On Tue, Mar 04, 2025 at 05:50:34PM -0500, Andres Freund wrote:
> On 2024-12-09 00:12:32 +0100, Tomas Vondra wrote:
> > [23:48:44.444](1.129s) ok 3 - reserved_connections limit
> > [23:48:44.445](0.001s) ok 4 - reserved_connections limit: matches
> > process ended prematurely at
> > /home/user/work/postgres/src/test/postmaster/../../../src/test/perl/PostgreSQL/Test/BackgroundPsql.pm
> > line 154.
> > # Postmaster PID for node "primary" is 198592
>
>
> I just saw this failure on skink in the BF:
> https://buildfarm.postgresql.org/cgi-bin/show_log.pl?nm=skink&dt=2025-03-04%2015%3A43%3A23
>
> [17:05:56.438](0.247s) ok 3 - reserved_connections limit
> [17:05:56.438](0.000s) ok 4 - reserved_connections limit: matches
> process ended prematurely at
/home/bf/bf-build/skink-master/HEAD/pgsql/src/test/perl/PostgreSQL/Test/BackgroundPsql.pmline 160.
>
>
> > That BackgroundPsql.pm line is this in wait_connect()
> >
> > $self->{run}->pump()
> > until $self->{stdout} =~ /$banner/ || $self->{timeout}->is_expired;
>
> A big part of the problem here imo is the exception behaviour that
> IPC::Run::pump() has:
>
> If pump() is called after all harnessed activities have completed, a "process
> ended prematurely" exception to be thrown. This allows for simple scripting
> of external applications without having to add lots of error handling code at
> each step of the script:
>
> Which is, uh, not very compatible with how we use IPC::Run (here and
> elsewhere). Just ending the test because a connection failed is pretty awful.
Historically, I think we've avoided this sort of trouble by doing pipe I/O
only on processes where we feel able to predict when the process will exit.

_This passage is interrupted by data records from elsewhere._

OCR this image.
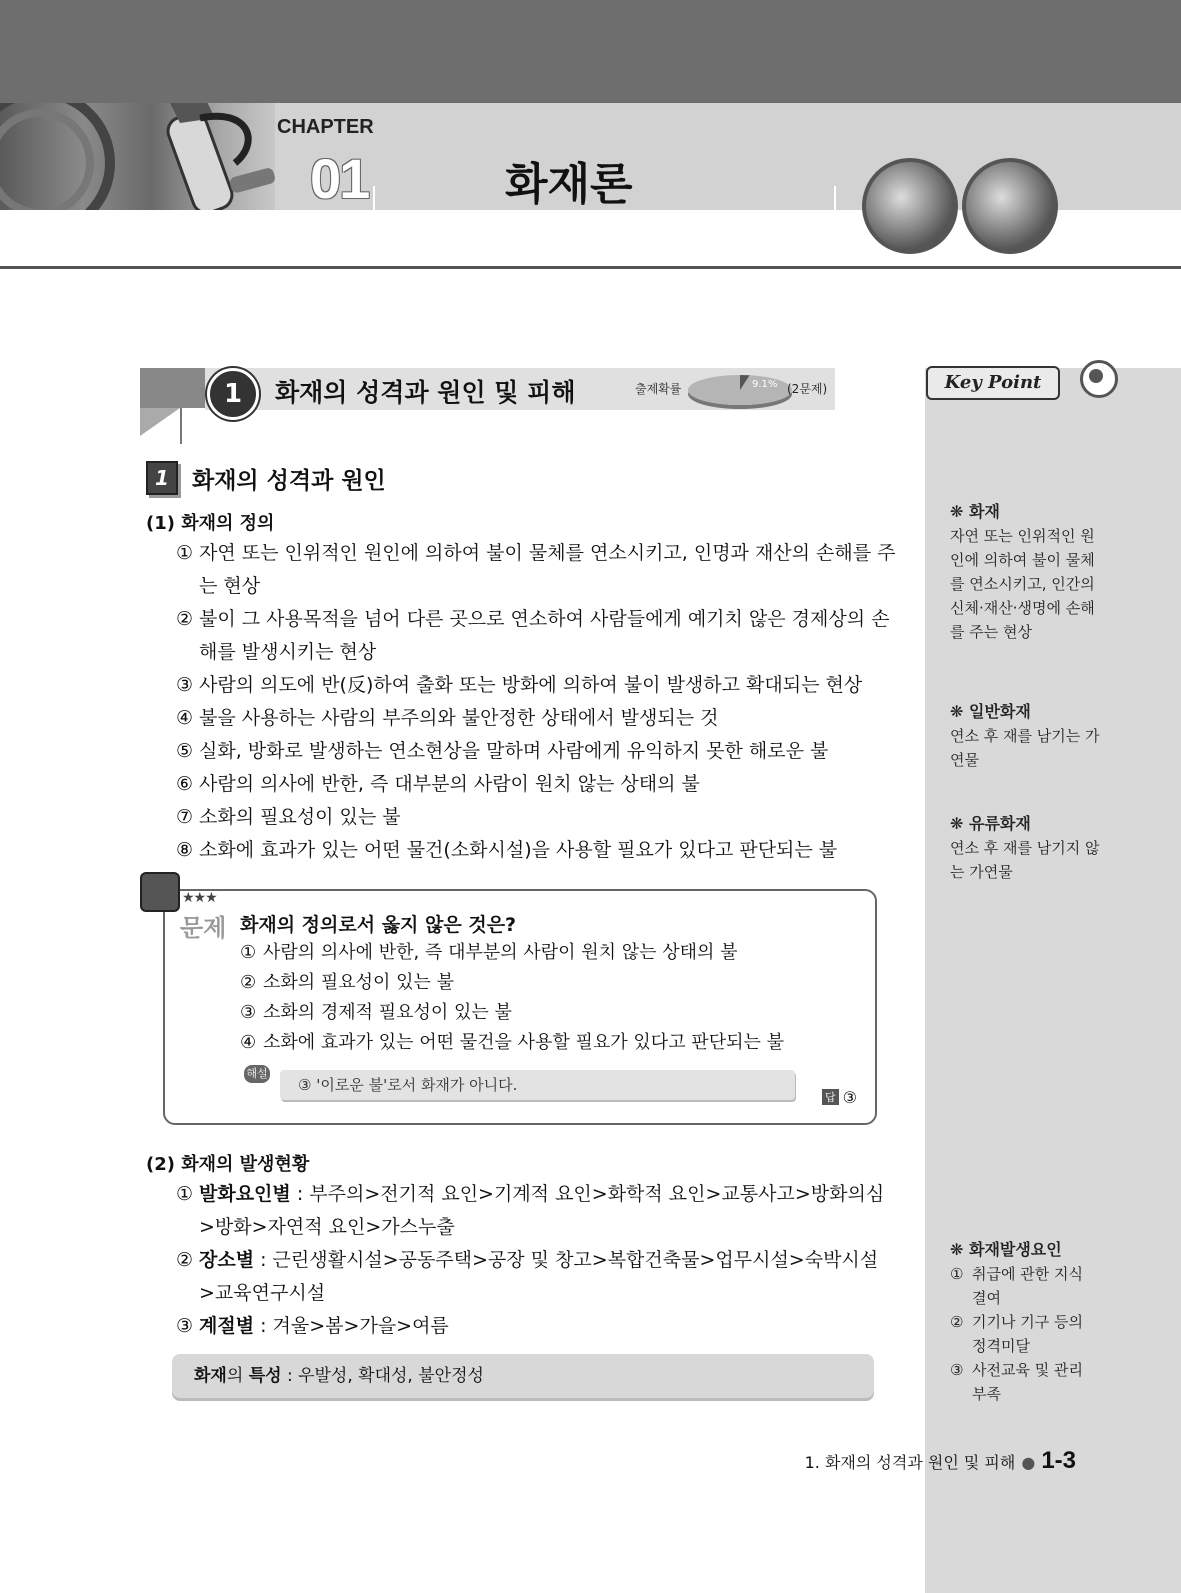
CHAPTER
01	화재론
Key Point
❋ 화재
자연 또는 인위적인 원인에 의하여 불이 물체를 연소시키고, 인간의 신체·재산·생명에 손해를 주는 현상
❋ 일반화재
연소 후 재를 남기는 가연물
❋ 유류화재
연소 후 재를 남기지 않는 가연물
❋ 화재발생요인
① 취급에 관한 지식 결여
② 기기나 기구 등의 정격미달
③ 사전교육 및 관리 부족
1	화재의 성격과 원인 및 피해	출제확률	9.1% (2문제)
1	화재의 성격과 원인
(1) 화재의 정의
① 자연 또는 인위적인 원인에 의하여 불이 물체를 연소시키고, 인명과 재산의 손해를 주는 현상
② 불이 그 사용목적을 넘어 다른 곳으로 연소하여 사람들에게 예기치 않은 경제상의 손해를 발생시키는 현상
③ 사람의 의도에 반(反)하여 출화 또는 방화에 의하여 불이 발생하고 확대되는 현상
④ 불을 사용하는 사람의 부주의와 불안정한 상태에서 발생되는 것
⑤ 실화, 방화로 발생하는 연소현상을 말하며 사람에게 유익하지 못한 해로운 불
⑥ 사람의 의사에 반한, 즉 대부분의 사람이 원치 않는 상태의 불
⑦ 소화의 필요성이 있는 불
⑧ 소화에 효과가 있는 어떤 물건(소화시설)을 사용할 필요가 있다고 판단되는 불
★★★
문제 화재의 정의로서 옳지 않은 것은?
① 사람의 의사에 반한, 즉 대부분의 사람이 원치 않는 상태의 불
② 소화의 필요성이 있는 불
③ 소화의 경제적 필요성이 있는 불
④ 소화에 효과가 있는 어떤 물건을 사용할 필요가 있다고 판단되는 불
해설
③ '이로운 불'로서 화재가 아니다.
답 ③
(2) 화재의 발생현황
① 발화요인별 : 부주의>전기적 요인>기계적 요인>화학적 요인>교통사고>방화의심>방화>자연적 요인>가스누출
② 장소별 : 근린생활시설>공동주택>공장 및 창고>복합건축물>업무시설>숙박시설>교육연구시설
③ 계절별 : 겨울>봄>가을>여름
화재의 특성 : 우발성, 확대성, 불안정성
1. 화재의 성격과 원인 및 피해 ● 1-3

Commit f44b9b6 is one example (simpler case, not involving pump()). It would
be a nice improvement to do better, since there's always some risk of
unexpected exit.
> This behaviour makes it really hard to debug problems. It'd have been a lot
> easier to understand the problem if we'd seen psql's stderr before the test
> died.
>
> I guess that mean at the very least we'd need to put an eval {} around the
> ->pump() call., print $self->{stdout}, ->{stderr} and reraise an error?
That sounds right.
Officially, you could call ->pumpable() before ->pump(). It's defined as
'Returns TRUE if calling pump() won't throw an immediate "process ended
prematurely" exception.' I lack high confidence that it avoids the exception,
because the pump() still calls pumpable()->reap_nb()->waitpid(WNOHANG) and may
decide "process ended prematurely" based on the new finding. In other words,
I bet there would be a TOCTOU defect in "$h->pump if $h->pumpable".
> Presumably not just in in wait_connect(), but also at least in pump_until()?
If the goal is to have it capture maximum data from processes that exit when
we don't expect it (seems good to me), yes.